装備スキル(最大装備数4):薬調合LV3・値切りLV1・逃げ足LV1

所持スキル:薬調合LV3・値切りLV1・逃げ足LV1

所持金:1760ゴールド

所持アイテム(最大所持数5):薬調合キット・低級回復薬×4




「……これだけ日数を重ねても、ステータス上は一しか上昇していないのか」


 上を見ると気が遠くなるものだが、あまり気にしないよう務めた。実際に調合の腕は目覚ましい上達を遂げている。ひょっとすると、熟練度のような隠しステータスがあるのかもしれない。


(だが、1760ゴールドも溜まっているなら、そろそろ装備に関しても変更したいところだな……)


 いつまで経っても見窄らしい外見というのも、個人的に気が進まない。無論、冒険者や薬売りとしては、上等な服などよりもっと調達すべき備品はあるのだが、最低限の身なりは整えておいた方がより良い人間関係も構築しやすいだろう。現状、街の人々から受ける視線は、お世辞にも好意的とはいえない。エセリナが案内所に居てどんなに助かった事か。
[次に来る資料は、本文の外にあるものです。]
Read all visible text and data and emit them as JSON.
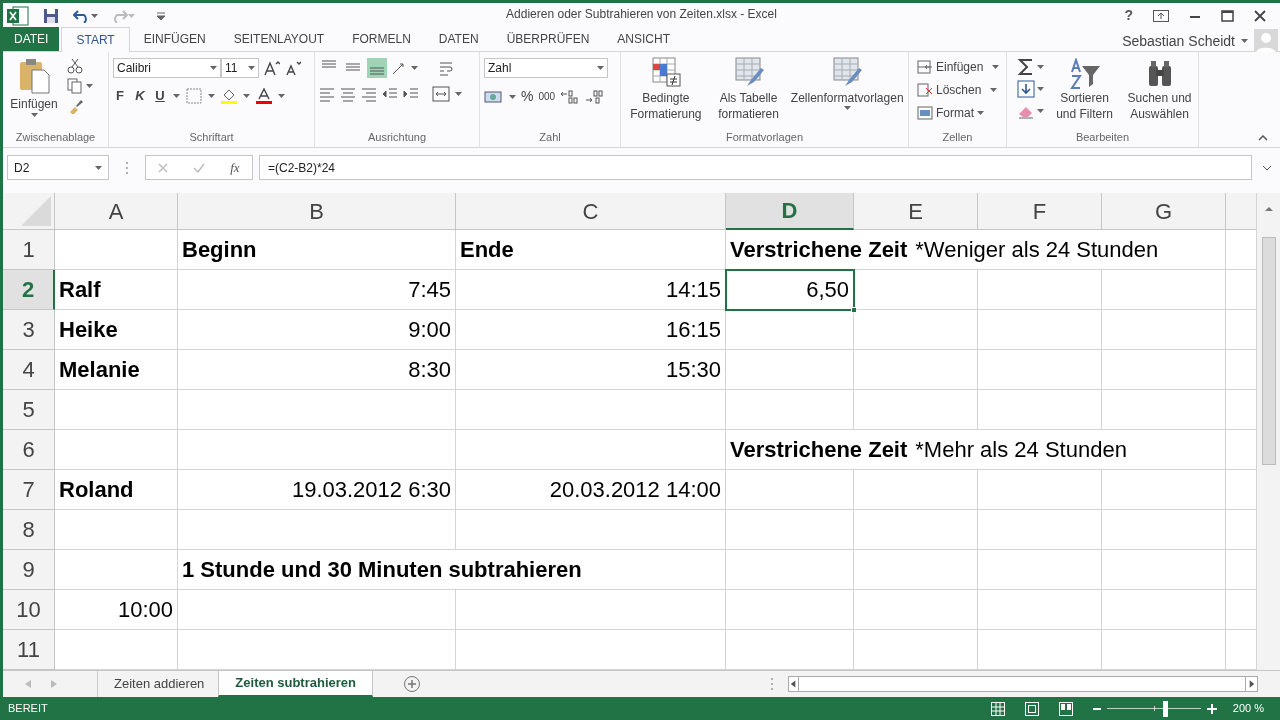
{
  "window": {
    "title": "Addieren oder Subtrahieren von Zeiten.xlsx - Excel",
    "help": "?"
  },
  "ribbon_tabs": [
    {
      "label": "DATEI",
      "kind": "file",
      "selected": false
    },
    {
      "label": "START",
      "kind": "tab",
      "selected": true
    },
    {
      "label": "EINFÜGEN",
      "kind": "tab",
      "selected": false
    },
    {
      "label": "SEITENLAYOUT",
      "kind": "tab",
      "selected": false
    },
    {
      "label": "FORMELN",
      "kind": "tab",
      "selected": false
    },
    {
      "label": "DATEN",
      "kind": "tab",
      "selected": false
    },
    {
      "label": "ÜBERPRÜFEN",
      "kind": "tab",
      "selected": false
    },
    {
      "label": "ANSICHT",
      "kind": "tab",
      "selected": false
    }
  ],
  "user": {
    "name": "Sebastian Scheidt"
  },
  "ribbon": {
    "groups": [
      {
        "kind": "clipboard",
        "label": "Zwischenablage",
        "paste": "Einfügen"
      },
      {
        "kind": "font",
        "label": "Schriftart",
        "font": "Calibri",
        "size": "11",
        "bold": "F",
        "italic": "K",
        "underline": "U"
      },
      {
        "kind": "alignment",
        "label": "Ausrichtung",
        "vertical_align": [
          {
            "selected": false
          },
          {
            "selected": false
          },
          {
            "selected": true
          }
        ]
      },
      {
        "kind": "number",
        "label": "Zahl",
        "format": "Zahl",
        "percent": "%",
        "thousands": "000"
      },
      {
        "kind": "styles",
        "label": "Formatvorlagen",
        "buttons": [
          "Bedingte Formatierung",
          "Als Tabelle formatieren",
          "Zellenformatvorlagen"
        ]
      },
      {
        "kind": "cells",
        "label": "Zellen",
        "buttons": [
          "Einfügen",
          "Löschen",
          "Format"
        ]
      },
      {
        "kind": "editing",
        "label": "Bearbeiten",
        "buttons": [
          "Sortieren und Filtern",
          "Suchen und Auswählen"
        ]
      }
    ]
  },
  "formula_bar": {
    "name_box": "D2",
    "fx": "fx",
    "formula": "=(C2-B2)*24"
  },
  "sheet": {
    "columns": [
      {
        "label": "A",
        "selected": false
      },
      {
        "label": "B",
        "selected": false
      },
      {
        "label": "C",
        "selected": false
      },
      {
        "label": "D",
        "selected": true
      },
      {
        "label": "E",
        "selected": false
      },
      {
        "label": "F",
        "selected": false
      },
      {
        "label": "G",
        "selected": false
      }
    ],
    "rows": [
      {
        "label": "1",
        "selected": false,
        "cells": [
          null,
          {
            "kind": "text",
            "selected": false,
            "runs": [
              {
                "text": "Beginn",
                "bold": true
              }
            ]
          },
          {
            "kind": "text",
            "selected": false,
            "runs": [
              {
                "text": "Ende",
                "bold": true
              }
            ]
          },
          {
            "kind": "text",
            "selected": false,
            "runs": [
              {
                "text": "Verstrichene Zeit",
                "bold": true
              },
              {
                "text": "*Weniger als 24 Stunden",
                "bold": false
              }
            ]
          },
          null,
          null,
          null
        ]
      },
      {
        "label": "2",
        "selected": true,
        "cells": [
          {
            "kind": "text",
            "selected": false,
            "runs": [
              {
                "text": "Ralf",
                "bold": true
              }
            ]
          },
          {
            "kind": "number",
            "selected": false,
            "runs": [
              {
                "text": "7:45",
                "bold": false
              }
            ]
          },
          {
            "kind": "number",
            "selected": false,
            "runs": [
              {
                "text": "14:15",
                "bold": false
              }
            ]
          },
          {
            "kind": "number",
            "selected": true,
            "runs": [
              {
                "text": "6,50",
                "bold": false
              }
            ]
          },
          null,
          null,
          null
        ]
      },
      {
        "label": "3",
        "selected": false,
        "cells": [
          {
            "kind": "text",
            "selected": false,
            "runs": [
              {
                "text": "Heike",
                "bold": true
              }
            ]
          },
          {
            "kind": "number",
            "selected": false,
            "runs": [
              {
                "text": "9:00",
                "bold": false
              }
            ]
          },
          {
            "kind": "number",
            "selected": false,
            "runs": [
              {
                "text": "16:15",
                "bold": false
              }
            ]
          },
          null,
          null,
          null,
          null
        ]
      },
      {
        "label": "4",
        "selected": false,
        "cells": [
          {
            "kind": "text",
            "selected": false,
            "runs": [
              {
                "text": "Melanie",
                "bold": true
              }
            ]
          },
          {
            "kind": "number",
            "selected": false,
            "runs": [
              {
                "text": "8:30",
                "bold": false
              }
            ]
          },
          {
            "kind": "number",
            "selected": false,
            "runs": [
              {
                "text": "15:30",
                "bold": false
              }
            ]
          },
          null,
          null,
          null,
          null
        ]
      },
      {
        "label": "5",
        "selected": false
      },
      {
        "label": "6",
        "selected": false,
        "cells": [
          null,
          null,
          null,
          {
            "kind": "text",
            "selected": false,
            "runs": [
              {
                "text": "Verstrichene Zeit",
                "bold": true
              },
              {
                "text": "*Mehr als 24 Stunden",
                "bold": false
              }
            ]
          },
          null,
          null,
          null
        ]
      },
      {
        "label": "7",
        "selected": false,
        "cells": [
          {
            "kind": "text",
            "selected": false,
            "runs": [
              {
                "text": "Roland",
                "bold": true
              }
            ]
          },
          {
            "kind": "number",
            "selected": false,
            "runs": [
              {
                "text": "19.03.2012 6:30",
                "bold": false
              }
            ]
          },
          {
            "kind": "number",
            "selected": false,
            "runs": [
              {
                "text": "20.03.2012 14:00",
                "bold": false
              }
            ]
          },
          null,
          null,
          null,
          null
        ]
      },
      {
        "label": "8",
        "selected": false
      },
      {
        "label": "9",
        "selected": false,
        "cells": [
          null,
          {
            "kind": "text",
            "selected": false,
            "runs": [
              {
                "text": "1 Stunde und 30 Minuten subtrahieren",
                "bold": true
              }
            ]
          },
          null,
          null,
          null,
          null,
          null
        ]
      },
      {
        "label": "10",
        "selected": false,
        "cells": [
          {
            "kind": "number",
            "selected": false,
            "runs": [
              {
                "text": "10:00",
                "bold": false
              }
            ]
          },
          null,
          null,
          null,
          null,
          null,
          null
        ]
      },
      {
        "label": "11",
        "selected": false
      }
    ]
  },
  "sheet_tabs": [
    {
      "label": "Zeiten addieren",
      "selected": false
    },
    {
      "label": "Zeiten subtrahieren",
      "selected": true
    }
  ],
  "status_bar": {
    "text": "BEREIT",
    "zoom": {
      "level": 0.62
    },
    "zoom_label": "200 %"
  }
}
 というわけで、今日は衣服を調達する事にした。店に赴き、なるべく安価で見栄えの良いものを選択し、代金を払って購入する。


 宿に帰った俺の装備欄は、以下のように変化していた。




頭部装備:旅用の安い帽子

右手装備:先端の折れた錆び付きナイフ

左手装備:無し

胴体装備:旅用の安い服

脚部装備:旅用の丈夫な靴

装飾品1:無し

装飾品2:無し




 帽子と服は値段を重視、ただし靴だけは上等なものを購入した。野外での採集依頼における足腰に掛かる負担を軽減する為だ。また、万が一に魔物と遭遇した際、逃走する際の速度を重視したという理由もある。


 右手装備だけはそのままだが、これは質の良い武器を購入するよりかは、靴に値段を割きたかった為だ。日中よく他の冒険者達が訪れているような、危険の少ない地帯をなるべく選ぶようにして、俺は採集依頼をこなしている。仮に強力な魔物が出現したとしても、彼らに守ってもらえるようにだ。つまり、現時点では優先して魔物から身を守る武器を購入する必要は無いというわけである。